Desde entonces ha habido varios intentos del PP por reformar la LOGSE, una Ley que ha demostrado sobradamente su fracaso. Y, en todas las ocasiones, la izquierda política y pedagógica y los nacionalistas han formado un bloque de dura oposición a cualquier cambio que supusiera una ruptura con los principios y dogmas de la ya aparentemente olvidada Alternativa de 1976. Recuérdese la violenta reacción en el Congreso al llamado Decreto de las Humanidades presentado por la entonces Ministra de Educación, Esperanza Aguirre, o la paralización de la Ley de Calidad de Pilar del Castillo realizada por Zapatero a los pocos días de llegar al poder en marzo del 2004.

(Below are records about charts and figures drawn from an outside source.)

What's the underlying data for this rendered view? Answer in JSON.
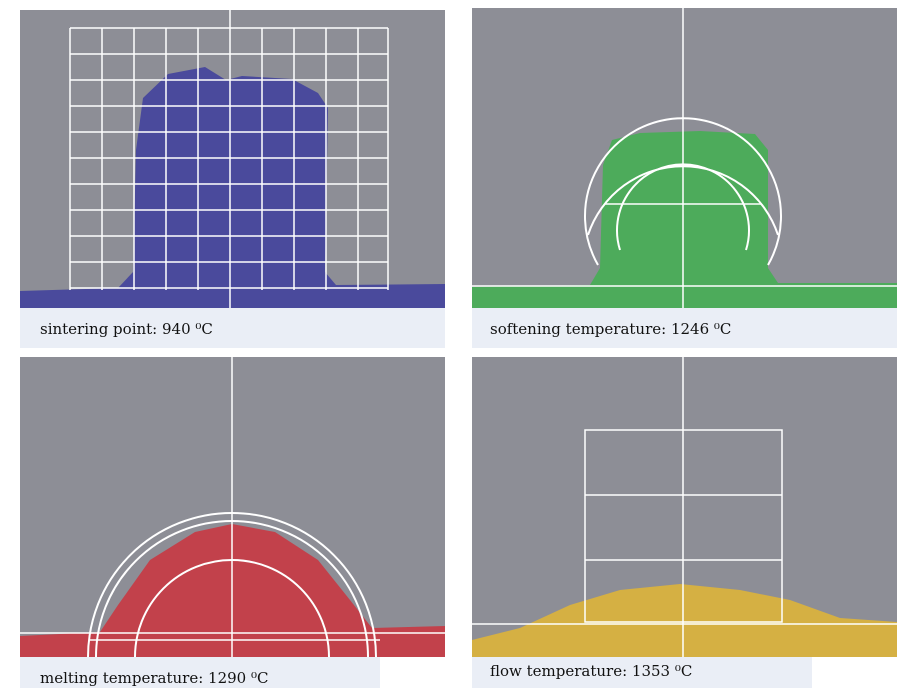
{
  "panels": [
    {
      "caption": "sintering point: 940 ⁰C"
    },
    {
      "caption": "softening temperature: 1246 ⁰C"
    },
    {
      "caption": "melting temperature: 1290 ⁰C"
    },
    {
      "caption": "flow temperature: 1353 ⁰C"
    }
  ]
}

Ahora, una vez más, ante la aplicación de la “Ley Wert”, algunas Comunidades plantean un boicot en espera, dicen, de que, tras las elecciones generales, un gobierno de izquierdas, paralice su aplicación.

En la mayor parte de los países de nuestro entorno, si bien tras la revolución pedagógica de Mayo del 68 se adoptaron modelos basados en ideas y creencias similares a las de la olvidada Alternativa, hace ya tiempo que se abandonaron para buscar reformas encaminadas a mejorar la eficacia de sus enseñanzas. El más claro en ese sentido fue Tony Blair, que llegó a declarar que el modelo de escuela comprensiva había condenado a muchos niños a la ignorancia.

Sin embargo, en España, ni las cifras de fracaso escolar, ni los malos resultados de los alumnos en las pruebas internacionales, ni las escalofriantes cifras de paro juvenil, parecen razón suficiente para que los socialistas se planteen la necesidad de apartarse de los principios inspiradores de su política educativa.

Se puede estar más o menos de acuerdo con los cambios que introduce la nueva Ley Wert. Se puede pensar que no deben cambiarse las leyes de educación cada vez que hay un cambio de gobierno. Pero lo que me parece inaceptable es que el PSOE se declare partidario de paralizar, una vez más, una ley orgánica aprobada en las Cortes con el argumento de que, como ha dicho Rubalcaba, “solo le gusta al PP”, como si tener mayoría absoluta en un país democrático no significara que el Gobierno cuenta con el apoyo de la mayoría de los españoles.